One prevalent missense polymorphism of the TRIB3 protein is known as Q84R. Q84R is associated with several insulin resistance-related abnormalities. Its potential to affect insulin signalling makes Q84R a risk towards development of increased insulin resistance.
Toll-Like Receptors and Insulin Resistance
There is growing evidence that inflammatory processes are responsible for the insulin resistance associated with obesity.
Toll-like receptors (TLRs) initiate immune responses following the binding of bacterial glycolipids such as lipoarabinomannan (LAM) and lipopolysaccharide (LPS). They may also initiate inflammatory responses to dietary lipids, thereby promoting insulin resistance.
Activation of TLRs leads to the induction and release of the inflammatory cytokines interleukin-6 (IL-6) and tumour necrosis factor-α (TNF-α).

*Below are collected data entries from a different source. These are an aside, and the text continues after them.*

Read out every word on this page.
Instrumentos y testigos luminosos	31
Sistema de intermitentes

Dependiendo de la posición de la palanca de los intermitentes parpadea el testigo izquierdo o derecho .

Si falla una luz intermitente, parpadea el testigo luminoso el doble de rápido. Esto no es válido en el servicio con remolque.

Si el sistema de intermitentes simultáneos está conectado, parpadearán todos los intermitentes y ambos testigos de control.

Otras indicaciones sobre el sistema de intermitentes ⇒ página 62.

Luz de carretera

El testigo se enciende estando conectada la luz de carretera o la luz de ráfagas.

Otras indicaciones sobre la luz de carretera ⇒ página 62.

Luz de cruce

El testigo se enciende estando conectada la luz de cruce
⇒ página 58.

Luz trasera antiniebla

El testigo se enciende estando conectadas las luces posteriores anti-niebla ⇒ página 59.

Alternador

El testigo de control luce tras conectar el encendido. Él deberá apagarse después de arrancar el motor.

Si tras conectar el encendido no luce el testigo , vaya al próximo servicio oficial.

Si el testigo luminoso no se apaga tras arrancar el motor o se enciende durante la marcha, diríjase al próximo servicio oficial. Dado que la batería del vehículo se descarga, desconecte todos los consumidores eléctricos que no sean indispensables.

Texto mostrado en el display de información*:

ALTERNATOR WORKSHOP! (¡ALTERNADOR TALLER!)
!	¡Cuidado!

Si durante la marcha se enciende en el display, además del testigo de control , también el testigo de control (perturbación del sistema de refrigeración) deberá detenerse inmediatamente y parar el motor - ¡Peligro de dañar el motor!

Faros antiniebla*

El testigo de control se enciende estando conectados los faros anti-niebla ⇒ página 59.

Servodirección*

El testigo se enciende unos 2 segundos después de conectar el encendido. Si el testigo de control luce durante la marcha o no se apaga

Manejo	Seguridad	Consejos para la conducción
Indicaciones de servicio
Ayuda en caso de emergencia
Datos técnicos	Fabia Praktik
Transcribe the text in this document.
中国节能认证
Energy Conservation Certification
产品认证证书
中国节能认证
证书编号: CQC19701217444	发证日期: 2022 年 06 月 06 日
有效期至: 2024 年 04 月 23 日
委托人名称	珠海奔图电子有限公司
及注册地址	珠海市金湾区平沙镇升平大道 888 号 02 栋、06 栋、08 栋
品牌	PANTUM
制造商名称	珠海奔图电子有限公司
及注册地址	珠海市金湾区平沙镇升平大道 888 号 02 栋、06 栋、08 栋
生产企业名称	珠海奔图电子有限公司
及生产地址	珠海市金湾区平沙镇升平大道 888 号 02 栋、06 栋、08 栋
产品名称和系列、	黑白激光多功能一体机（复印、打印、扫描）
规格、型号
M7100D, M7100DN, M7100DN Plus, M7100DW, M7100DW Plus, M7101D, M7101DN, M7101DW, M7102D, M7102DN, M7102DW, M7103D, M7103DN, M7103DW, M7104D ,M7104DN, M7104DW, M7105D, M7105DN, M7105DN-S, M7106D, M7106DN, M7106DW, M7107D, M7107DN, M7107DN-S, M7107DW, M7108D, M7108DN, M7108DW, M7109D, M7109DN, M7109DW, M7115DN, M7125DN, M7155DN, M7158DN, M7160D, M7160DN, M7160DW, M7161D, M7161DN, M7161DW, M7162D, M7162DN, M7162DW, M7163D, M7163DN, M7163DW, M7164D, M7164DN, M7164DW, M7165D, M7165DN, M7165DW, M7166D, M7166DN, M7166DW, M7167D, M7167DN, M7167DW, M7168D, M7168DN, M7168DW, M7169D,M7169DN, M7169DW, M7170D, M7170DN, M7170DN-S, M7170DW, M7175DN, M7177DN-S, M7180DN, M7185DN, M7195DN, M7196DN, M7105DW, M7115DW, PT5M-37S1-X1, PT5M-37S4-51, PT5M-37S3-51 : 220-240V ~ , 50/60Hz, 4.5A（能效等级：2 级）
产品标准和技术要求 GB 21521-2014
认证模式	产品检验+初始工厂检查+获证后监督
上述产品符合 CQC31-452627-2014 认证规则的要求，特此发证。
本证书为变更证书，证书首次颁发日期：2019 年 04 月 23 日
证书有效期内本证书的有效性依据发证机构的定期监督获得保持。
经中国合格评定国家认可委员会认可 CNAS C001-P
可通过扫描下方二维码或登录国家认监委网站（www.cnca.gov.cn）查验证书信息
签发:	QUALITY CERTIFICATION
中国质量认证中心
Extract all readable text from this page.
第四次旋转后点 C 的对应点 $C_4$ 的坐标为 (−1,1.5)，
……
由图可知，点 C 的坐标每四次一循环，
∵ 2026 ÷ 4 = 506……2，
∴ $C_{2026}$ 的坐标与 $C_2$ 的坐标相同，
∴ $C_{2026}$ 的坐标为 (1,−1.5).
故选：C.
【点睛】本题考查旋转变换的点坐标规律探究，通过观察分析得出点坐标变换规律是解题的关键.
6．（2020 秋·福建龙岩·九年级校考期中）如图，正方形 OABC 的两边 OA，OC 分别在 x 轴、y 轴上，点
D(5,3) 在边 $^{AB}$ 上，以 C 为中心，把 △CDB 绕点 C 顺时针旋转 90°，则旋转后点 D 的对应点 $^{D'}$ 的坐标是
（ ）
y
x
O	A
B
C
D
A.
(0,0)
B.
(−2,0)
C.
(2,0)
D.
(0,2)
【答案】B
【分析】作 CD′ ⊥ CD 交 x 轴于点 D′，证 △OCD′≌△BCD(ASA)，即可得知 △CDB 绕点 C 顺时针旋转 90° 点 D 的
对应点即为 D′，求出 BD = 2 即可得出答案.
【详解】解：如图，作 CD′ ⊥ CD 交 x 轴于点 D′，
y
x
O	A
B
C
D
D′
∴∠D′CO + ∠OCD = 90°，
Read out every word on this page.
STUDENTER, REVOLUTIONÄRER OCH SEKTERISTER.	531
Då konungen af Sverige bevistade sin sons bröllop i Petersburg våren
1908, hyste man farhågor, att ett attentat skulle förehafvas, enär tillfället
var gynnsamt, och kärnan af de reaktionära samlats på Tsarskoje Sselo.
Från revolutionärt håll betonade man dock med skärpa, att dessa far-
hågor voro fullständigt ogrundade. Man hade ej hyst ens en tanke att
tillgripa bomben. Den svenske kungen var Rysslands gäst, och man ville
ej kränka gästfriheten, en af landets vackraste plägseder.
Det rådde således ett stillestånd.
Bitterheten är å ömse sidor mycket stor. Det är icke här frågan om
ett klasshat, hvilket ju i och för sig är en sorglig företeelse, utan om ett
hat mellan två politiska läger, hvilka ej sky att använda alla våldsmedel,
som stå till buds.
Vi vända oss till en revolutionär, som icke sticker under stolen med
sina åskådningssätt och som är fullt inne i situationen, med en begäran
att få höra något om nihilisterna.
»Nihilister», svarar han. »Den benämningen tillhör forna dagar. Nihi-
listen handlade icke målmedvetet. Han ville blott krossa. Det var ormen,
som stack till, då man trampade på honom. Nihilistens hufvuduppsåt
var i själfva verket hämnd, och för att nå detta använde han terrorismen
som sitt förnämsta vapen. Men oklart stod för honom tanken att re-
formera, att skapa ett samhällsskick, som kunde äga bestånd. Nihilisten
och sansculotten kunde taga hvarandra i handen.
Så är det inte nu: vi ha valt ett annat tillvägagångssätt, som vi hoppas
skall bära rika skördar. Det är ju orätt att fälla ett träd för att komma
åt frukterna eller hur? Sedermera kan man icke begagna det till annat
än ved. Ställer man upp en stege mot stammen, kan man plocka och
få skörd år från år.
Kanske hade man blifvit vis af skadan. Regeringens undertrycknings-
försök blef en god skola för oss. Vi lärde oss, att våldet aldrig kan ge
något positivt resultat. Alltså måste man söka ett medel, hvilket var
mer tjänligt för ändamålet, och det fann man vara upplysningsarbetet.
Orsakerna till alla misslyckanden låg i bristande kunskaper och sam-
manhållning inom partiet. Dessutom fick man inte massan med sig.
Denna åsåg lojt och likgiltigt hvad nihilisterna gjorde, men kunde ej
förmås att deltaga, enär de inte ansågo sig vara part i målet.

Cytokine induction is dependent upon the nature of the dietary lipid:
- Saturated fatty acids are the most potent
- Unsaturated acids have an intermediate effect
- Omega-3 polyunsaturated fatty acids have no effect
In mice, lipid infusion activates TLR4 signalling and results in an inflammatory response. Furthermore, insulin resistance in muscles occurs – as measured by a decrease in IRS-1 phosphorylation.
Insulin resistance does not occur in response to lipid infusion in TLR4-deficient mice. Increased phosphorylation of the serine at position 307 (an indicator for insulin resistance) and decreased insulin-induced tyrosine phosphorylation of IRS-1 is observed in obese mice. The opposite is true for mice treated with TLR2 antisense oligonucleotides i.e. single strands of DNA or RNA, complementary to a chosen sequence, which prevent translation of certain mRNA strands by binding to them. Mutations in the TLR4 receptor may affect the susceptibility to insulin resistance.